The crowd had thinned now. Kate passed a few final stragglers as she headed directly toward the sound of the megaphone, turning onto Second Street just as the man wielding the megaphone was rounding the corner at a trot. He was a sweaty, nervous-looking fellow in a blue T-shirt that said “STAFF” on the front of it. He started at the sight of Kate and tried waving her back.
“You can’t be here, miss,” he said. “There’s a—”
Kate stopped the motorcycle. “Who told you there’s a gas leak?”
“Guy from the city?” the man said, hurrying on. “I don’t know. He gave me the megaphone and told me to get everybody out. Listen, I’ve tried to be a good citizen here, but I need to look after myself, too, you know. I can’t be responsible—”

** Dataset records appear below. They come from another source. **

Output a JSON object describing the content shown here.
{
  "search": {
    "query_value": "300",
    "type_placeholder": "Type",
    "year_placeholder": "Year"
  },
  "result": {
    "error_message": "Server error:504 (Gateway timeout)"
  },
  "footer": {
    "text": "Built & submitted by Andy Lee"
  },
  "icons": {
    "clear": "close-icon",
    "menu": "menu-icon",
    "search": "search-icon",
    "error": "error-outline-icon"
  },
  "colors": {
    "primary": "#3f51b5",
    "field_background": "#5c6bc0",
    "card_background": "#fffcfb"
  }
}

“Absolutely,” Kate said. “Well done, citizen! I’ll take it from here!” She revved the throttle and proceeded down Y Street, veering around two food trucks that blocked the way.
There was no one in sight. Empty stalls lined the street on both sides. Paper plates, napkins, and other assorted trash drifted and skittered along the ground in a warm breeze that smelled of fried dough. The buildings framing the street showed no signs of life. This place had gone from street fair to ghost town in a matter of minutes, Kate thought. But why?
At the end of the block, Kate turned onto Chance Street, similarly desolate and abandoned. Her keen eyes scanned every doorway and window, traveled along the rooftops and fire escapes. She passed an empty hot dog stand, an empty balloon stand, an empty bookstall. She skirted a huge industrial trash bin with a wary eye, but there was no one behind it. She was beginning to think that perhaps there truly was a gas leak, that there was nothing for her to do here after all—no S.Q. to warn, no Ten Men to avoid—when she spied, farther down the street, a lone figure sitting at a table.